I have a SQL Server 2008 R2 table which has a geometry (not geography) column, as well as some other "standard" columns. I currently have a single row in the table for testing, and the geometry column in that record has a polygon with the following bounds, and the SRID when I inserted the polygon was 0 (zero):

POLYGON ((380 220, 380 575, 585 575, 380 575, 380 220))

I now want to check to see if a point is in that polygon, using EF5. First I create the point:

DbGeometry testPoint = DbGeometry.PointFromText("POINT(400 240)", 0);

List<LocationArea> tResults = (from s in db.LocationAreas
       where testPoint .Intersects(SqlSpatialFunctions.MakeValid(s.AreaBounds))
       select s).ToList();

The first error I got, before adding the SqlSpatialFunctions.MakeValid method was that the s.AreaBounds result was not "valid", whilst the point created in code was. Fixed that one with the help of this excellent post -> query-dbgeometry-for-specific-latlng-value

Now, I could be going crazy (I've been looking at this code for a while), however I always get an empty list returned (count = 0), and I believe the point is within the polygon bounds.

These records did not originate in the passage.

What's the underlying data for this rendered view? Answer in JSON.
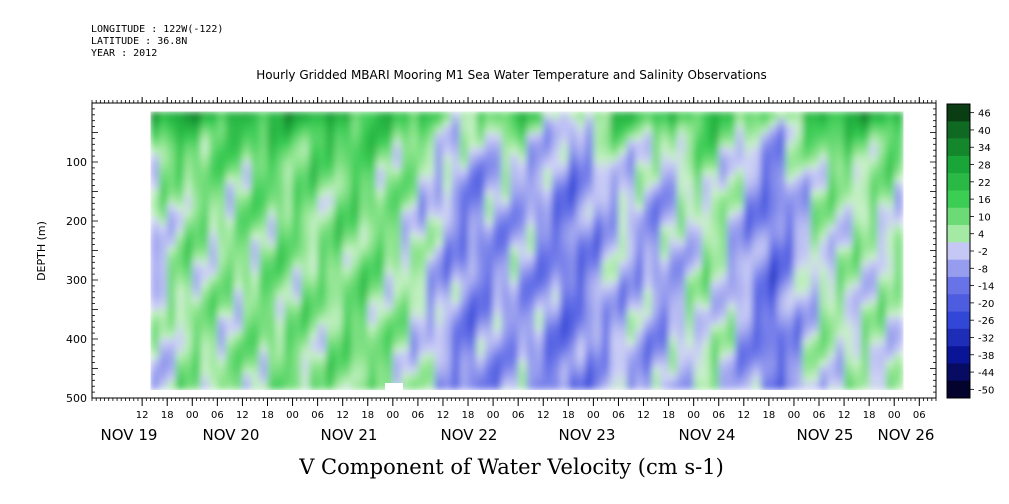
{
  "header": {
    "longitude": "LONGITUDE : 122W(-122)",
    "latitude": "LATITUDE : 36.8N",
    "year": "YEAR : 2012",
    "title": "Hourly Gridded MBARI Mooring M1 Sea Water Temperature and Salinity Observations"
  },
  "caption": "V Component of Water Velocity (cm s-1)",
  "chart_data": {
    "type": "heatmap",
    "title": "Hourly Gridded MBARI Mooring M1 Sea Water Temperature and Salinity Observations",
    "xlabel": "",
    "ylabel": "DEPTH (m)",
    "variable": "V Component of Water Velocity (cm s-1)",
    "x_range_hours": [
      0,
      202
    ],
    "data_x_range_hours": [
      14,
      194
    ],
    "x_hour_ticks": [
      12,
      18,
      "00",
      "06",
      12,
      18,
      "00",
      "06",
      12,
      18,
      "00",
      "06",
      12,
      18,
      "00",
      "06",
      12,
      18,
      "00",
      "06",
      12,
      18,
      "00",
      "06",
      12,
      18,
      "00",
      "06",
      12,
      18,
      "00",
      "06"
    ],
    "x_day_labels": [
      "NOV 19",
      "NOV 20",
      "NOV 21",
      "NOV 22",
      "NOV 23",
      "NOV 24",
      "NOV 25",
      "NOV 26"
    ],
    "y_ticks": [
      100,
      200,
      300,
      400,
      500
    ],
    "y_range": [
      0,
      500
    ],
    "y_reversed": true,
    "data_depth_range": [
      15,
      485
    ],
    "colorbar": {
      "levels": [
        46,
        40,
        34,
        28,
        22,
        16,
        10,
        4,
        -2,
        -8,
        -14,
        -20,
        -26,
        -32,
        -38,
        -44,
        -50
      ],
      "max_color": "#0a3d14",
      "min_color": "#03032e",
      "zero_color": "#f2f2f2"
    },
    "column_profile": [
      {
        "time": "NOV 19 14:00",
        "near_surface": 30,
        "interior": -4
      },
      {
        "time": "NOV 19 22:00",
        "near_surface": 28,
        "interior": 6
      },
      {
        "time": "NOV 20 08:00",
        "near_surface": 26,
        "interior": 4
      },
      {
        "time": "NOV 20 20:00",
        "near_surface": 24,
        "interior": 8
      },
      {
        "time": "NOV 21 06:00",
        "near_surface": 28,
        "interior": 6
      },
      {
        "time": "NOV 21 16:00",
        "near_surface": 22,
        "interior": 10
      },
      {
        "time": "NOV 22 02:00",
        "near_surface": 20,
        "interior": 4
      },
      {
        "time": "NOV 22 18:00",
        "near_surface": 8,
        "interior": -12
      },
      {
        "time": "NOV 23 06:00",
        "near_surface": 20,
        "interior": -6
      },
      {
        "time": "NOV 23 19:00",
        "near_surface": 0,
        "interior": -14
      },
      {
        "time": "NOV 24 06:00",
        "near_surface": 22,
        "interior": -4
      },
      {
        "time": "NOV 24 16:00",
        "near_surface": 18,
        "interior": -8
      },
      {
        "time": "NOV 25 04:00",
        "near_surface": 24,
        "interior": 4
      },
      {
        "time": "NOV 25 19:00",
        "near_surface": 4,
        "interior": -16
      },
      {
        "time": "NOV 26 06:00",
        "near_surface": 26,
        "interior": 2
      }
    ]
  }
}
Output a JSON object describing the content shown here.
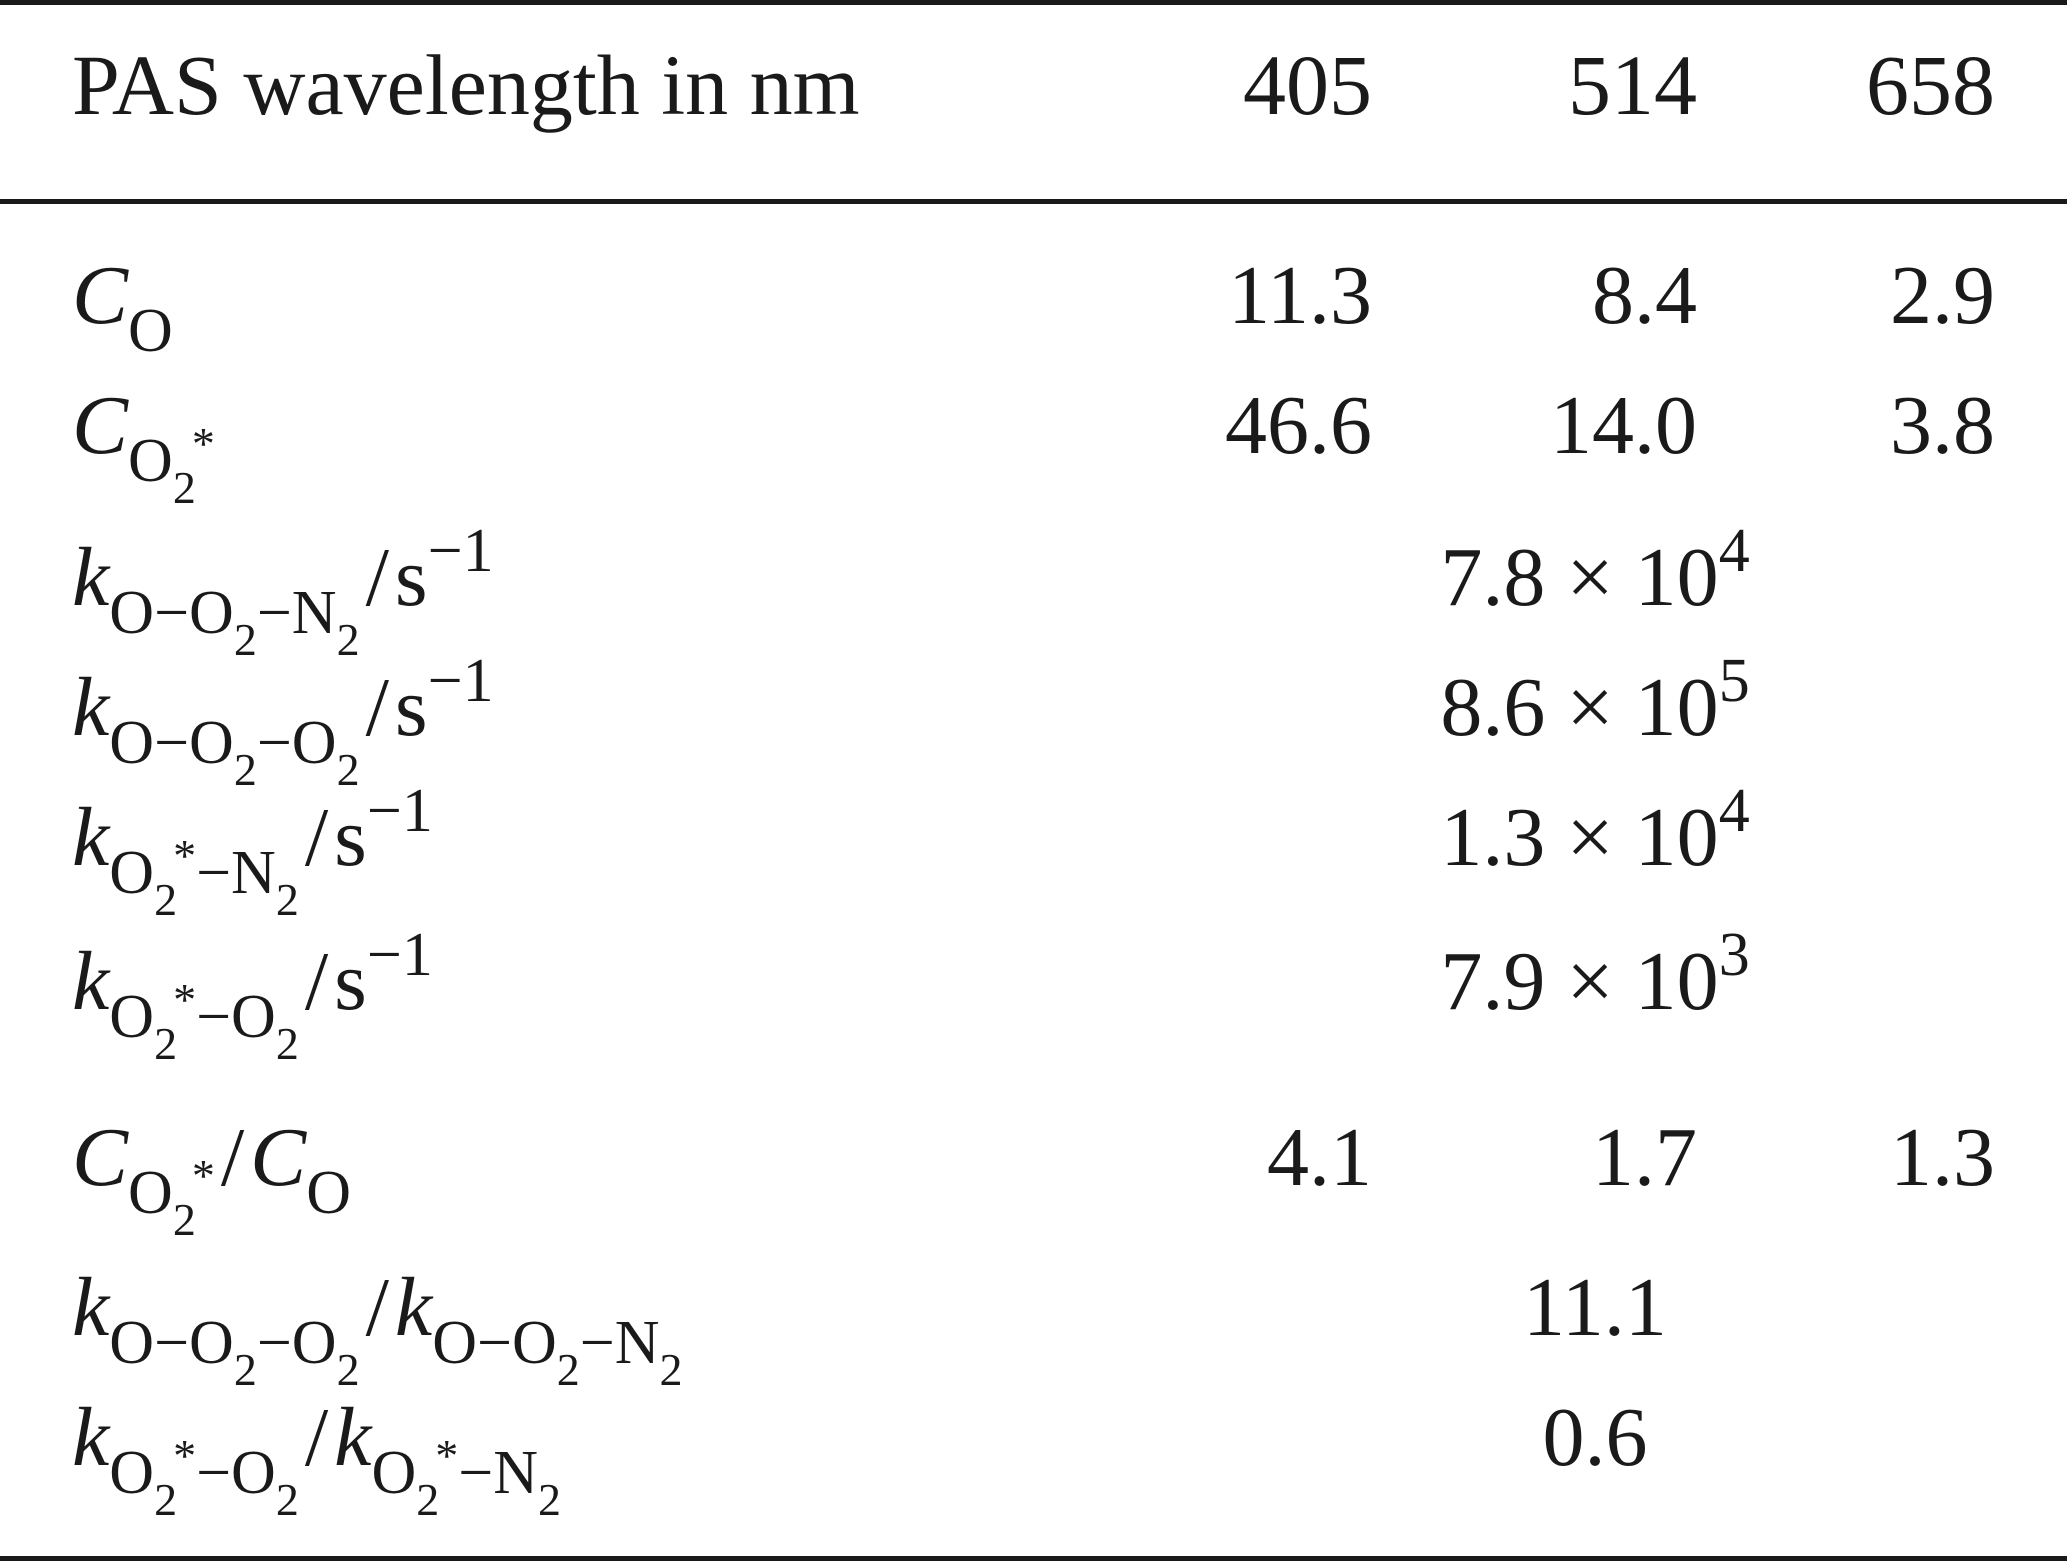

So, any pointers would be appreciated, like I said though, could just be me :-)

Dominik

After trying many, many different things to get the result I wanted, the code below now finally works, and works every time, with every polygon / point scenario I have thrown at it so far.

Why this is required I do not know, but I certainly hope this helps someone else in future when using geometry SQL columns with Entity Framework:

DbGeometry testPoint = DbGeometry.PointFromText("POINT(400 240)", 0);

List<LocationArea> tResults = (from s in db.LocationAreas
   where testPoint .Intersects(SqlSpatialFunctions.MakeValid(s.AreaBounds).Envelope)
   select s).ToList();

I found this after some in-depth debugging and really going through the DBGeometry field returned via the Linq query. I found that the s.AreaBounds field returned a LINESTRING(...) value instead of what was saved in the DB originally, which was a POLYGON(...) value. Looking further through the returned object properties I found that .Envelope had what I wanted.